- Born: 1923 Korea
- Died: March 2023 (aged 99–100)
- Alma mater: Ochanomizu University ;
- Occupation: University teacher (1964–1995), ceramist
- Employer: Harvard University (1964–1995); Harvard–Yenching Library (1961–1964) ;
- Spouse(s): Edward Willett Wagner

= Namhi Kim Wagner =

Korean-American Language Instructor and Ceramicist

Namhi Kim Wagner (1923 – March 2023) was a university instructor and Harvard University's first Korean Language Program Director. Her ceramics are influenced by Buncheong style and she is said to be one of the first American ceramicists to revive the Buncheong style of ceramics. Her work is in the Museum of Fine Arts, Boston's collection and the Harvard Art Museums' collection.

== Early and personal life ==
In 1923, she was born in Korea. She grew up in Japan and graduated from Ochanomizu University in Tokyo, Japan. She married an editor of The Korea Times – Choi Byung-woo. In 1958, Byung-woo died while he was working as a war correspondent during the Second Taiwan Strait Crisis. She had three children with Byung-woo. She has three daughters – Yunghi Choi, Sokhi Choi Wagner, and Sanghi Choi Wagner. In 1961, she immigrated to the United States and married Edward Willett Wagner.

== Harvard ==
She began working at the Harvard-Yenching Library in 1961. In 1964, she started teaching in Harvard's Korean Language Program. In 1965, she became the program's first Program Director and she retired from the position in 1995.

== Ceramics ==
In 1971, she started studying ceramics at the Massachusetts Institute of Technology's Pottery Studio. In 1975, her work was on display in an exhibit titled Clay, which featured the work of undergraduate students at the Radcliffe Pottery Studio (which became the Harvard Ceramics Program). From 1997 to 2004, she was an artist-in-residence at the Harvard Ceramics Program. On June 16, 2010, the Museum of Fine Arts in Boston accessioned one of her original ceramic pieces for their collection. In the spring of 2016, her ceramic work was on display at the Harvard-affiliated art exhibition center – Gallery 224. In 2020, the Harvard Art Museums accessioned an original ceramic bowl Wagner had made into its collections.

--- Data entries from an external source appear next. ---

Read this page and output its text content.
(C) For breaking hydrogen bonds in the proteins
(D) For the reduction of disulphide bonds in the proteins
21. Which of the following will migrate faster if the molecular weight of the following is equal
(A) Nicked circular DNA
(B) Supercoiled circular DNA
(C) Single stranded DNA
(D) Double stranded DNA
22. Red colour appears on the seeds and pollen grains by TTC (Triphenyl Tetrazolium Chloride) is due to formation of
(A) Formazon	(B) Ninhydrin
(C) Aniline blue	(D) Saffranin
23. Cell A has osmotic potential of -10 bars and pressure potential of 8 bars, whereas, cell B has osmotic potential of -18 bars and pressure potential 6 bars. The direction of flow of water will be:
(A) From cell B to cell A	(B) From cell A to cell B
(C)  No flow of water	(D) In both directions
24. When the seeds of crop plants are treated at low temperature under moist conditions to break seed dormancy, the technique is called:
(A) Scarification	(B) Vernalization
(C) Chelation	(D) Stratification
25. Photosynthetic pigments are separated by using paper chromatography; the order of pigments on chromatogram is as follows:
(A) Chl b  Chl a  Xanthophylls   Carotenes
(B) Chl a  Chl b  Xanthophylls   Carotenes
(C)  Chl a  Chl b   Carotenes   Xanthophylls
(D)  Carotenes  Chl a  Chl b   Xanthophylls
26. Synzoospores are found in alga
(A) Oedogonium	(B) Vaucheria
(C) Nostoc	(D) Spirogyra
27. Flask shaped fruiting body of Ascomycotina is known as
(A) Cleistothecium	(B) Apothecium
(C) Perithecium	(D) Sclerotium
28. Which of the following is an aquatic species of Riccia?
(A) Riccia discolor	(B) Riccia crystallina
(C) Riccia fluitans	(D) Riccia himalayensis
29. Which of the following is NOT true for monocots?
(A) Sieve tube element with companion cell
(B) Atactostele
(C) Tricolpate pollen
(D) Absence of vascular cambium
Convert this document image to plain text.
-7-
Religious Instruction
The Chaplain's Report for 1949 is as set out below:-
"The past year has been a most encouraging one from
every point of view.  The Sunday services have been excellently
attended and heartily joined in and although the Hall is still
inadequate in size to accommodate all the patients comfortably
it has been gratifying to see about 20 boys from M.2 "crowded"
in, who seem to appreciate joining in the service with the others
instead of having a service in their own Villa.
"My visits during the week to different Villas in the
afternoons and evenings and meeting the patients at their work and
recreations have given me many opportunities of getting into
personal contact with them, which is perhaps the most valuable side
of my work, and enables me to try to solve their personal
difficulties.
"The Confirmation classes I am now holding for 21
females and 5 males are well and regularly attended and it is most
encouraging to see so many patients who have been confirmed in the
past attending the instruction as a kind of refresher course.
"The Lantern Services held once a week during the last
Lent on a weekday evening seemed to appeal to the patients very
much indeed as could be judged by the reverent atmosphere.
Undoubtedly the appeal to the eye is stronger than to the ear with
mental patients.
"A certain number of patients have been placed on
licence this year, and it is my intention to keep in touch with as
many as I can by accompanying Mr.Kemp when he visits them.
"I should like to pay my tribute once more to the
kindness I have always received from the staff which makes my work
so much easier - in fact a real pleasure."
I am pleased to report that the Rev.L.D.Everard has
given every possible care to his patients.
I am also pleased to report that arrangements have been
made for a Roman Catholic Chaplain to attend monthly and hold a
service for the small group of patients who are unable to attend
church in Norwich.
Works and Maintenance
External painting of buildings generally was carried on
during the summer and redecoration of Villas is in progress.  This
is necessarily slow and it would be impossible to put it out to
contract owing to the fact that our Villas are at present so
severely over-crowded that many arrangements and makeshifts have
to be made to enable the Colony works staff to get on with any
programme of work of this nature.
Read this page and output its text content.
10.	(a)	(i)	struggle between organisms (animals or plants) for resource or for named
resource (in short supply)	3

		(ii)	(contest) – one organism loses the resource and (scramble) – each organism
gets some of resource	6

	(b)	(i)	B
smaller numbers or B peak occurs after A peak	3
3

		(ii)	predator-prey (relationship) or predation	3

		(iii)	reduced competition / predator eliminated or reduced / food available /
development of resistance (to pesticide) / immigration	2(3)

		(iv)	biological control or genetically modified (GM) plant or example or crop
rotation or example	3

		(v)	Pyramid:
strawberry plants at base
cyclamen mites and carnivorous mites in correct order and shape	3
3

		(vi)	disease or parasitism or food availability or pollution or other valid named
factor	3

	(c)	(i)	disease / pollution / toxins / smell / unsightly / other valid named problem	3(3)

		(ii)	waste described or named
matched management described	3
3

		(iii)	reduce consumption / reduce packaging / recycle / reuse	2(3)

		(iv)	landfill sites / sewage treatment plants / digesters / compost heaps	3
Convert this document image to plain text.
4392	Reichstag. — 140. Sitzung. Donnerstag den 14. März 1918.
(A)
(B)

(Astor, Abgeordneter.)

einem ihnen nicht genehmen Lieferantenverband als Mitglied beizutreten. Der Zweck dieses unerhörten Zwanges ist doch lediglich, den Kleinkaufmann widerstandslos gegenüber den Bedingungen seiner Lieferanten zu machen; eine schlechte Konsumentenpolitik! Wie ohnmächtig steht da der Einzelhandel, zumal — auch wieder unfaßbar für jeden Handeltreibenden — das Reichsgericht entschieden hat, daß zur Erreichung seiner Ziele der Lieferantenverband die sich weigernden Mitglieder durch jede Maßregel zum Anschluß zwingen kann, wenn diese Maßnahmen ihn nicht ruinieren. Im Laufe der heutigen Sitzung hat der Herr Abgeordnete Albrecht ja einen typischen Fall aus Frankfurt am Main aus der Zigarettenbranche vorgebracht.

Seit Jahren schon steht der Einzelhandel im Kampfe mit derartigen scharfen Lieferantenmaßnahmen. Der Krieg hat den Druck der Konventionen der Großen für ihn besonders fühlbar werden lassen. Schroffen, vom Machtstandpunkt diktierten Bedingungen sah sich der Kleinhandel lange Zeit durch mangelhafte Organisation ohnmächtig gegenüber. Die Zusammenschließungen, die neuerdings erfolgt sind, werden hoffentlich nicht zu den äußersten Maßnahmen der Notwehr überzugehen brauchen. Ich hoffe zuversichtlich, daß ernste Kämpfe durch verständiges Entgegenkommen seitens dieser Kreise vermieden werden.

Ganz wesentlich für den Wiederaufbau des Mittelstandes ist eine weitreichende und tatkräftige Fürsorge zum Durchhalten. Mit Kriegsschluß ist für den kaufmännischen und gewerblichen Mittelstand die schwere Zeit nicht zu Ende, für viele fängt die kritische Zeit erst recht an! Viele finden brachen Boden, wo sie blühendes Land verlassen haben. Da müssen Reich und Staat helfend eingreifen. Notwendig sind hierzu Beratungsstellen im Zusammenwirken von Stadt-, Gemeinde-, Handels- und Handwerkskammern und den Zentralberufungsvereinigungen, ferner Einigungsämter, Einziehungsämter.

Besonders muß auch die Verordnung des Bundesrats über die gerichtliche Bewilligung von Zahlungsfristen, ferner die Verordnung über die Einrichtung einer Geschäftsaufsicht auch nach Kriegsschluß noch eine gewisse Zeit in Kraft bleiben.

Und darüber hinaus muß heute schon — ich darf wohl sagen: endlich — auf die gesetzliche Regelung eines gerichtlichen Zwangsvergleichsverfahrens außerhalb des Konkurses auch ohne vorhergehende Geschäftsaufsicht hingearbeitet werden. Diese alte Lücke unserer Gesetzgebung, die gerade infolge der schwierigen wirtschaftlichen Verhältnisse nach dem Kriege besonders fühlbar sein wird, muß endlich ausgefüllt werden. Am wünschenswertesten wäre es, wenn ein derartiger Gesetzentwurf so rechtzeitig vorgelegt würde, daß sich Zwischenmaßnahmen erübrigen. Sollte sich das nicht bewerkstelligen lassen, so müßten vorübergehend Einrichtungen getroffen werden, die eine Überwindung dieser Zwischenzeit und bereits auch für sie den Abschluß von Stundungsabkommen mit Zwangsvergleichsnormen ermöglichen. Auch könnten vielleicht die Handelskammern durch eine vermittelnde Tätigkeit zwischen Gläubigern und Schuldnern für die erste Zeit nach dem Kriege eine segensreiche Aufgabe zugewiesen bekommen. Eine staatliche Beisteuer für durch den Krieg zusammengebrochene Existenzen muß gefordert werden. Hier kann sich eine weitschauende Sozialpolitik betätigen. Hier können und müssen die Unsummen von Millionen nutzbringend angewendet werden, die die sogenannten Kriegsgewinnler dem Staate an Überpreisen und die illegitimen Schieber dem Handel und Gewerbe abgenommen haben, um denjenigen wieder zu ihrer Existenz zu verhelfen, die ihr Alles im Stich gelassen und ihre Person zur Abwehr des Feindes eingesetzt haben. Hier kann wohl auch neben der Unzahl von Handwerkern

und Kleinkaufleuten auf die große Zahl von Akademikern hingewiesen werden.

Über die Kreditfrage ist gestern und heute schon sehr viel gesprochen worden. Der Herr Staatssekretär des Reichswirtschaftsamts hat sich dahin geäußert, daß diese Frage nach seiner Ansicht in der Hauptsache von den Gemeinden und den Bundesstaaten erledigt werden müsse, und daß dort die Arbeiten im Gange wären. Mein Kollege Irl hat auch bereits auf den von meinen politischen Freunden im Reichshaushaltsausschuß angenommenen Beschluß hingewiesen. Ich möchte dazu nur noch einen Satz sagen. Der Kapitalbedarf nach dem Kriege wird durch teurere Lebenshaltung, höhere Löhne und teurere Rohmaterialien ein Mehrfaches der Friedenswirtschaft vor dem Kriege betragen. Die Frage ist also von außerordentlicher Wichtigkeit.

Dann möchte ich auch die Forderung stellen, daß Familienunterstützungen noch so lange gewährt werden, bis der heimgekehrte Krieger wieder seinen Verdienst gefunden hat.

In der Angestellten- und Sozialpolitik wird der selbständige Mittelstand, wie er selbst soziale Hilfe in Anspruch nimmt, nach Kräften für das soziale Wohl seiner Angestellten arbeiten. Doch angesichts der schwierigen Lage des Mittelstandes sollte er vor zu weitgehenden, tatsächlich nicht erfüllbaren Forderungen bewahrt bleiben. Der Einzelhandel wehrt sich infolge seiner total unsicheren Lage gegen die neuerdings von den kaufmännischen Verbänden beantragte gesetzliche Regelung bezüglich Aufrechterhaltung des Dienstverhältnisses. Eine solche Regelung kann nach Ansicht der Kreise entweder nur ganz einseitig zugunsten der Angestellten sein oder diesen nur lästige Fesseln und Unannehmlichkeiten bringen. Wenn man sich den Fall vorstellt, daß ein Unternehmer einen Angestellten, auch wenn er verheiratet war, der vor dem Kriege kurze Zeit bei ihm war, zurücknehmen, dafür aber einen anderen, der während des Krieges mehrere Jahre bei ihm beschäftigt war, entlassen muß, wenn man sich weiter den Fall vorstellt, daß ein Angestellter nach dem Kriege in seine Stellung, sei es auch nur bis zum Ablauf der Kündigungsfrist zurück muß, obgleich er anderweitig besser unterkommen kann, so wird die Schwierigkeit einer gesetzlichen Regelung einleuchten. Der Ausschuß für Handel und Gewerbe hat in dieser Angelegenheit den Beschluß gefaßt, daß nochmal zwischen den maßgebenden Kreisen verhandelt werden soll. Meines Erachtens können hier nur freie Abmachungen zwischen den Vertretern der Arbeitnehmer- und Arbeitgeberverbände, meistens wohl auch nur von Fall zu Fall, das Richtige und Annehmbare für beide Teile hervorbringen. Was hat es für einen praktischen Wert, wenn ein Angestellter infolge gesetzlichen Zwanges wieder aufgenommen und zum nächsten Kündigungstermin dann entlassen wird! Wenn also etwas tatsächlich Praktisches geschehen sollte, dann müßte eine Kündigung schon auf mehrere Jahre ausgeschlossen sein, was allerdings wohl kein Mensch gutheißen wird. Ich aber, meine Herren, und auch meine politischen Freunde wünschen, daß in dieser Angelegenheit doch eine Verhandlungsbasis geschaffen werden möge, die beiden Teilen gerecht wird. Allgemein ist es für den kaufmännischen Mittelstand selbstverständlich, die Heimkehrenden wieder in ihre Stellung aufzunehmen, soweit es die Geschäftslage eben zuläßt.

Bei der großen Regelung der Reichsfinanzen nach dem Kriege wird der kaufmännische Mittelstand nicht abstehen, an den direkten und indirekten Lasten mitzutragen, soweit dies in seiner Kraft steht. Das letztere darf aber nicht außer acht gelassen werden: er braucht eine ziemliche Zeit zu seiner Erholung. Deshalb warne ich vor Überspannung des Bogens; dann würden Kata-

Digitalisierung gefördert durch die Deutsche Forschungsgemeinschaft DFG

In addition to making her own ceramics, she also donated several pieces of antique Korean ceramics from her own collection to the Harvard Art Museums that date back to the Koryŏ dynasty and Chosŏn dynasty.

== Death and legacy ==
In 2022, Harvard's Korean Program honored Wagner by naming the Namhi Kim Wagner Korean Language Prize after her. She died March 2023 at age 99. In the summer of 2023, the Lexington Arts & Craft Society hosted a Memorial Retrospective Ceramics Exhibition of Wagner's ceramics.